Configuration Method

Global Environment Variable Configuration

Set the system_envs field at the top level of the YAML configuration file:

exp_name: "example-exp"
# Other basic configurations...

# Global environment variable settings
system_envs:
  NVTE_TORCH_COMPILE: '0'
  RAY_PROFILING: "1"

# Role configurations
actor_train:
  # ...

Worker-Specific Environment Variable Configuration

Set the system_envs field in specific role configurations:

actor_train:
  model_args:
    # ...
  training_args:
    # ...
  # Environment variables effective only for actor_train role
  system_envs:
    NVTE_TORCH_COMPILE: '0'

actor_infer:
  model_args:
    # ...
  generating_args:
    # ...
  # Environment variables effective only for actor_infer role
  system_envs:
    NVTE_TORCH_COMPILE: '0'

Priority Rules

When global environment variables and role-specific environment variables conflict, role-specific environment variables have higher priority and will override global settings.

Through this hierarchical environment variable configuration method, the ROLL framework provides independent and flexible environment variable configuration capabilities to meet different Worker requirements.

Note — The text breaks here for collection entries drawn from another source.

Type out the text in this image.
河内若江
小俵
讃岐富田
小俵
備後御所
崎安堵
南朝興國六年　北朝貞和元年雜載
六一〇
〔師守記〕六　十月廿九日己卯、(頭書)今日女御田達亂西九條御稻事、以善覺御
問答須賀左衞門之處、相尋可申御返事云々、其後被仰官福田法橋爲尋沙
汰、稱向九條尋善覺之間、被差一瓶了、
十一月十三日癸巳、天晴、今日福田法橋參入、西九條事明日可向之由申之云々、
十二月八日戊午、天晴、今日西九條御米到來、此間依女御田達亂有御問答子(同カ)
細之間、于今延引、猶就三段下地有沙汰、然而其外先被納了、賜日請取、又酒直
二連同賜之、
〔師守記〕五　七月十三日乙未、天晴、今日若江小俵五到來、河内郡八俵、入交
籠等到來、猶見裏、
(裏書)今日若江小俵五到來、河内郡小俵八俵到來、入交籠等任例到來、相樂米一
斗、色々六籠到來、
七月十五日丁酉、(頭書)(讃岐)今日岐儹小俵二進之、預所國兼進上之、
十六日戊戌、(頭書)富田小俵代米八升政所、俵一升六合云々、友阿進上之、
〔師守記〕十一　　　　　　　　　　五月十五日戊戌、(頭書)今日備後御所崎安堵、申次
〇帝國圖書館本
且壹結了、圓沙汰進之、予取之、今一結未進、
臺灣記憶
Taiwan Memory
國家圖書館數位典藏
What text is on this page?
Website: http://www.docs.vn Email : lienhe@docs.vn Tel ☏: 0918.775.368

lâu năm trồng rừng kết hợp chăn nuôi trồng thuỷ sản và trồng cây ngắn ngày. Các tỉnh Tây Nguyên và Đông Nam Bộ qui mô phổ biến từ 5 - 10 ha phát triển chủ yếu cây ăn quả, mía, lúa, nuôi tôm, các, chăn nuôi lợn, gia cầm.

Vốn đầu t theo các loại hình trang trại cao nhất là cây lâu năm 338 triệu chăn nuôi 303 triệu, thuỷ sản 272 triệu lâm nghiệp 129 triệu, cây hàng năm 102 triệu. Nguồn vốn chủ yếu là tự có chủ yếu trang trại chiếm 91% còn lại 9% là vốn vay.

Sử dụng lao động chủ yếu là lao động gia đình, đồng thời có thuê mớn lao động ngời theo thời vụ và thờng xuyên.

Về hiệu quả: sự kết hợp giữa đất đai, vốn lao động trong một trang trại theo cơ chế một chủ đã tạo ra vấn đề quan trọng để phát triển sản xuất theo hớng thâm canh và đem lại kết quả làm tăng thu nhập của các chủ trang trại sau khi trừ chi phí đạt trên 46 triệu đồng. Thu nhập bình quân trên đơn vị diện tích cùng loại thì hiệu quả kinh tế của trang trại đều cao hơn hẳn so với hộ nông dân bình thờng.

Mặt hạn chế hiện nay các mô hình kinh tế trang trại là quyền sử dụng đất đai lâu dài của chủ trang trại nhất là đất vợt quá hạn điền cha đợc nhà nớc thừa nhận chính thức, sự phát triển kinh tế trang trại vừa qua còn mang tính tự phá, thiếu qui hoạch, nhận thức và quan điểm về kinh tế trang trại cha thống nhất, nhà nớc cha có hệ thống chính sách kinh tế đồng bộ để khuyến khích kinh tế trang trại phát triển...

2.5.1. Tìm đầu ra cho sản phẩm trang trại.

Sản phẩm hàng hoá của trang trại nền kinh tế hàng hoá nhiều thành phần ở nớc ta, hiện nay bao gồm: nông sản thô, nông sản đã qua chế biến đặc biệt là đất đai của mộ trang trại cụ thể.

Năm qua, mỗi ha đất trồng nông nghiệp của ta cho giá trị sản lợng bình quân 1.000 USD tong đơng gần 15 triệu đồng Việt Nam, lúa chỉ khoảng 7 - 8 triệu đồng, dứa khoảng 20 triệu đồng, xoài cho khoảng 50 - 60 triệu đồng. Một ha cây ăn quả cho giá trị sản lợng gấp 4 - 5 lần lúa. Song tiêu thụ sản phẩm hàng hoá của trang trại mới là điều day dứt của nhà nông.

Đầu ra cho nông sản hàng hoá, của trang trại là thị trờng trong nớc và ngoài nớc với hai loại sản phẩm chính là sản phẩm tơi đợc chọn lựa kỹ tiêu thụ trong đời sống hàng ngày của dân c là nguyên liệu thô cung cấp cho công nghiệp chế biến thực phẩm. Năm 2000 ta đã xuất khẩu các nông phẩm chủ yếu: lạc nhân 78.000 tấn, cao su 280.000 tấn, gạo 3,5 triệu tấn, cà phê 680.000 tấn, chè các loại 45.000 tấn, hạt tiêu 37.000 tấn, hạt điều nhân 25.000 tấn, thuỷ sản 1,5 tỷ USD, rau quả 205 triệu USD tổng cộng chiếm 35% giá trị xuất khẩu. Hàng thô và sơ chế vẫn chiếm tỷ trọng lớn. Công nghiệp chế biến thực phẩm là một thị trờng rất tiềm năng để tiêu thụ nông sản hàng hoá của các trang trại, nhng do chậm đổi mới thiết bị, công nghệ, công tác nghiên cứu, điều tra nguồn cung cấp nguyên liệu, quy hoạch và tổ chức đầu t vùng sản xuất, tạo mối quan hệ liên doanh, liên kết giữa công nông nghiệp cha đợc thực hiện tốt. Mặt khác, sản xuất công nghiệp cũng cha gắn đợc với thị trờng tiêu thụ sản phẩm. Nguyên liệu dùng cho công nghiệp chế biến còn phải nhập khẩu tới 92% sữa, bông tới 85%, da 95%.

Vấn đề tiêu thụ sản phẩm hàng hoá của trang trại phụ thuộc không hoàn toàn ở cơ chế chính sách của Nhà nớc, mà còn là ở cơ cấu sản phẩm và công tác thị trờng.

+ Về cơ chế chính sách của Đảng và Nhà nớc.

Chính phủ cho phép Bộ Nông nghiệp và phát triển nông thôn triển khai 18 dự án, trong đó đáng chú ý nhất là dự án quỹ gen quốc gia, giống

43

Configuration Example Analysis

The following is a detailed analysis of the example_grpo.yaml configuration file:

# Basic configuration
exp_name: "qwen2.5-7B-rlvr-config"  # Experiment name
seed: 42  # Random seed
logging_dir: ./output/logs  # Log directory
output_dir: ./output  # Output directory

# Checkpoint saving configuration
checkpoint_config:
  type: file_system
  output_dir: /data/cpfs_0/rl_examples/models/${exp_name}

# Tracker configuration
track_with: tensorboard  # Using tensorboard for tracking
tracker_kwargs:
  log_dir: /data/oss_bucket_0/rl_examples/llm/tensorboard/roll_exp/rlvr  # Log directory

# GRPO algorithm-related configuration
rollout_batch_size: 64  # Rollout batch size
adv_estimator: "grpo"  # Advantage estimator using GRPO
num_return_sequences_in_group: 8  # Number of sequences returned per group

# Sequence length configuration
prompt_length: 2048  # Prompt length
response_length: 4096  # Response length

# Training parameters
ppo_epochs: 1  # PPO optimization rounds
use_kl_loss: true  # Use KL divergence loss
kl_loss_coef: 0.001  # KL loss coefficient
loss_agg_mode: "seq-mean-token-sum"  # Loss aggregation mode

# Advantage calculation related
whiten_advantages: true  # Whiten advantage values
advantage_clip: 2.0  # Advantage value clipping
dual_clip_loss: true  # Use dual clipping loss

# Reward processing
reward_clip: 10  # Reward value clipping

# Model configuration
pretrain: Qwen/Qwen2.5-7B  # Pretrained model path
reward_pretrain: Qwen/Qwen2.5-7B  # Reward model path

# Role configurations
actor_train:  # Training role
  model_args:
    disable_gradient_checkpointing: false  # Enable gradient checkpointing
    dtype: bf16  # Data type
  training_args:
    learning_rate: 1.0e-6  # Learning rate
    per_device_train_batch_size: 1  # Training batch size per device
    gradient_accumulation_steps: 32  # Gradient accumulation steps
  strategy_args:
    strategy_name: megatron_train  # Using Megatron training strategy
    strategy_config:
      tensor_model_parallel_size: 1  # Tensor parallel size
      pipeline_model_parallel_size: 1  # Pipeline parallel size
  device_mapping: list(range(0,16))  # Device mapping

actor_infer:  # Inference role
  model_args:
    disable_gradient_checkpointing: true  # Disable gradient checkpointing
    dtype: bf16  # Data type
  generating_args:
    max_new_tokens: ${response_length}  # Maximum new tokens
    temperature: 0.99  # Temperature parameter
  strategy_args:
    strategy_name: vllm  # Using vLLM inference strategy
    strategy_config:
      gpu_memory_utilization: 0.8  # GPU memory utilization
  device_mapping: list(range(0,12))  # Device mapping

# Reward model configuration
rewards:
  math_rule:  # Math rule reward
    worker_cls: roll.pipeline.rlvr.rewards.math_rule_reward_worker.MathRuleRewardWorker  # Worker class
    model_args:
      model_name_or_path: ${reward_pretrain}  # Model path
    tag_included: [deepmath_103k, aime]  # Included tags
    world_size: 8  # Number of worker nodes

Through the above analysis, users can better understand the structure and usage methods of the ROLL configuration system.